Leur vie ne doit être rien de moins qu'une cathédrale gothique dont le philosophe Hegel pouvait dire « qu'elles étaient le jaillissement du sol et l’élancement vers le ciel ». Notre jeunesse, quelque peu perdue dans un monde d'immédiateté, a besoin de retrouver le chemin de la sagesse, celui des compagnons du Moyen Age qui patiemment ont bâti des ouvrages qui ont traversé les siècles, celui de leurs aînés.
Ils doivent, avec urgence, répondre à l'exhortation du vieillard qu'était Jean-Paul II en 1999 : « Tandis que je parle des personnes âgées, je ne peux pas ne pas me tourner aussi vers les jeunes pour les inviter à se tenir à leurs côtés. Je vous exhorte, chers jeunes, à le faire avec amour et générosité.

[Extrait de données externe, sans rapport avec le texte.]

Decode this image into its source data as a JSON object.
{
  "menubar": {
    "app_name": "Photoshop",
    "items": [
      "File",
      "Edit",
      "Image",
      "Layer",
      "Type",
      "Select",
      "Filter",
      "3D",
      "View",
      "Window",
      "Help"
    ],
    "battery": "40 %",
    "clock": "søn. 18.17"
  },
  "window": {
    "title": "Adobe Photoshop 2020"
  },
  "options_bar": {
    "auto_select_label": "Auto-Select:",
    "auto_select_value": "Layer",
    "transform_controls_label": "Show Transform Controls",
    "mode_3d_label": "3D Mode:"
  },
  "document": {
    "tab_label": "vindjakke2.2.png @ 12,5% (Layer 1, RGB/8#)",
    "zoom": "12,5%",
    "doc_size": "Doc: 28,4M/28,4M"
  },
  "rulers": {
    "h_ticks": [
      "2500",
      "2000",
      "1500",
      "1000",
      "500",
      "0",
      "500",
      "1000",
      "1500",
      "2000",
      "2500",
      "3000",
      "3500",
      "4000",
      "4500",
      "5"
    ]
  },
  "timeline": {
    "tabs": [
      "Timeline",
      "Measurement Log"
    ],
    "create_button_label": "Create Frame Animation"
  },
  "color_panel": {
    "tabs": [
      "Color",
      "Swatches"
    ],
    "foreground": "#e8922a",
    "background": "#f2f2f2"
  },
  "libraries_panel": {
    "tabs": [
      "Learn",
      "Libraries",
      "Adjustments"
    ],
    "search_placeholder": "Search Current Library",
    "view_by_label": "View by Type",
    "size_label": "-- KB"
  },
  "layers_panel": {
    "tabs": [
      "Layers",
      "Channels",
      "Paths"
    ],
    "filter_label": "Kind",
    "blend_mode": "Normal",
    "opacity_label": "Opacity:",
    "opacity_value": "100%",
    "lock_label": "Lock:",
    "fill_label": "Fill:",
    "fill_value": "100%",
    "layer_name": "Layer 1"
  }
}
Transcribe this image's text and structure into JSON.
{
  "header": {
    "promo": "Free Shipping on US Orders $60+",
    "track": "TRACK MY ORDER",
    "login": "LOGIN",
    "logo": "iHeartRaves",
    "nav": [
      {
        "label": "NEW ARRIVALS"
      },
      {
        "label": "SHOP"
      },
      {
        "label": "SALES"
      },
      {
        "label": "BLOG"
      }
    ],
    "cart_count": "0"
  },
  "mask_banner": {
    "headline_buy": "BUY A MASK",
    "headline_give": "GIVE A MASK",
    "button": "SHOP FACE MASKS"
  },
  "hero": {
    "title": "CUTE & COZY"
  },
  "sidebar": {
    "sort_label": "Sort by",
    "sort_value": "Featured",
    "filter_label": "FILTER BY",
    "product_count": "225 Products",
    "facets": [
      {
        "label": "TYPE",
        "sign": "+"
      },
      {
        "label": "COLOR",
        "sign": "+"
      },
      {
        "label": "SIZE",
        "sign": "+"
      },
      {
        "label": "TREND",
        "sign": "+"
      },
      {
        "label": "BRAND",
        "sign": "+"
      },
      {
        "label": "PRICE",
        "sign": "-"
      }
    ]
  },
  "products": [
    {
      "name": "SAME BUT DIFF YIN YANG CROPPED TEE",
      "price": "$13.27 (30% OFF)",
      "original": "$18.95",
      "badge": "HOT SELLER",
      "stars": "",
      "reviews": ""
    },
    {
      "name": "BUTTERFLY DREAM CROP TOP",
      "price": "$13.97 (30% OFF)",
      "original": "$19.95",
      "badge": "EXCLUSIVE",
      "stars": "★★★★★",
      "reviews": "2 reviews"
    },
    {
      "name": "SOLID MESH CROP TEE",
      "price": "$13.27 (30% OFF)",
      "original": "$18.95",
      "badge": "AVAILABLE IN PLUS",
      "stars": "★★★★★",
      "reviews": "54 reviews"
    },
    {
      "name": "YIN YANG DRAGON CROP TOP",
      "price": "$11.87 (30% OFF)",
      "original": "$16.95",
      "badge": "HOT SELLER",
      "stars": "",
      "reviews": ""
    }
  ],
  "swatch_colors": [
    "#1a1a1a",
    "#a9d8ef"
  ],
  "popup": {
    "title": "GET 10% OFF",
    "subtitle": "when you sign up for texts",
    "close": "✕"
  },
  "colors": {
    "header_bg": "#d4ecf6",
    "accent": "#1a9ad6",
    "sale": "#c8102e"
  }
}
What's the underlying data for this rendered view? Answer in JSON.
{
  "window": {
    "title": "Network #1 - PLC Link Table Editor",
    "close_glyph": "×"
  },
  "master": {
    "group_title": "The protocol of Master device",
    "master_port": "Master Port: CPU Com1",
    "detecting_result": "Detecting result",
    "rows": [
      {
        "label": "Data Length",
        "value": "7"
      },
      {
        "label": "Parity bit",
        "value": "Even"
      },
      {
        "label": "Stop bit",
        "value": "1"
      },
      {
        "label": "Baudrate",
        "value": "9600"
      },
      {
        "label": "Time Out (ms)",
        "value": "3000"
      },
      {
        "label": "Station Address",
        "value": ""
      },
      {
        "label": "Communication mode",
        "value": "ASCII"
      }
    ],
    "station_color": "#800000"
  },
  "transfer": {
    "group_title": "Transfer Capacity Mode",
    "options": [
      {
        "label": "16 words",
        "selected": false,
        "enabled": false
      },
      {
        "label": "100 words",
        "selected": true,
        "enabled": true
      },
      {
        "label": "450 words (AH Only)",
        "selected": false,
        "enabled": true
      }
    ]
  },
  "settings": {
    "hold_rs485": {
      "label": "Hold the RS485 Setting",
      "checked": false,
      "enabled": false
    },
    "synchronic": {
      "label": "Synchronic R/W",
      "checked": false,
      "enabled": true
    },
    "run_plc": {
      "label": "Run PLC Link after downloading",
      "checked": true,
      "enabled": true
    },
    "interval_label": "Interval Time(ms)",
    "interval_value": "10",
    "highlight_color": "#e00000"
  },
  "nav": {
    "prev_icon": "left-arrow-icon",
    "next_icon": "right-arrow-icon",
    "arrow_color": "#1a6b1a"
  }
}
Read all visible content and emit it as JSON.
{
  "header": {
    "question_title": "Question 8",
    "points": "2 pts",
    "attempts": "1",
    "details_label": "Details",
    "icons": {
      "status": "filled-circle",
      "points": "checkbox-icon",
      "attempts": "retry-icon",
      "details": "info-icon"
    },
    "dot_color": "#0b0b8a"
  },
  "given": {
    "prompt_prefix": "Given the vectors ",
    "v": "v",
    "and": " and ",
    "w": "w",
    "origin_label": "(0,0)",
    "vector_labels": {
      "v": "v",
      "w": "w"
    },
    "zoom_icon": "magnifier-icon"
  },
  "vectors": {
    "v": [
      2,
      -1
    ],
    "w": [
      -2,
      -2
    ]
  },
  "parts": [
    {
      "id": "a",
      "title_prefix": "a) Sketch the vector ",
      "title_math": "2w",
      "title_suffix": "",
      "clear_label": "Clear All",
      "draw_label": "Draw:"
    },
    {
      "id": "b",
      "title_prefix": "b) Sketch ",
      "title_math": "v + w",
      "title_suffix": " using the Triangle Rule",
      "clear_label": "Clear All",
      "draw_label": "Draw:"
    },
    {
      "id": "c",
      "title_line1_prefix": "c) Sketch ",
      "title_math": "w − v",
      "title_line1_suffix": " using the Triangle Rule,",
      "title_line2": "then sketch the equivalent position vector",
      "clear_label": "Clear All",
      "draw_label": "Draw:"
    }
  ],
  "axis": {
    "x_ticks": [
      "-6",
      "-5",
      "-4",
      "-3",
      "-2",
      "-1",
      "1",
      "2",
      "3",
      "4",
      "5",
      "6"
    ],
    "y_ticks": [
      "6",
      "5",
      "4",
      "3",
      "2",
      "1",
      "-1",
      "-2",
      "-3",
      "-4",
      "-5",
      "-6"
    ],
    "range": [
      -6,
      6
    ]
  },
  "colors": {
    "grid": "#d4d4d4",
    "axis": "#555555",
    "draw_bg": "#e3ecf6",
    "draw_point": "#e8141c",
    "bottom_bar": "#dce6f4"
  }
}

Les anciens peuvent vous apporter beaucoup plus que vous ne sauriez l'imaginer. »
Nous avons rêvé d'un monde d'après : nous y sommes et celui-ci, si nous ne voulons pas qu'il soit le monde d'avant en pire, doit urgemment protéger l'âme des cathédrales, Einstein nous rappelant « la folie est de toujours se comporter de la même façon et d'attendre un résultat différent ».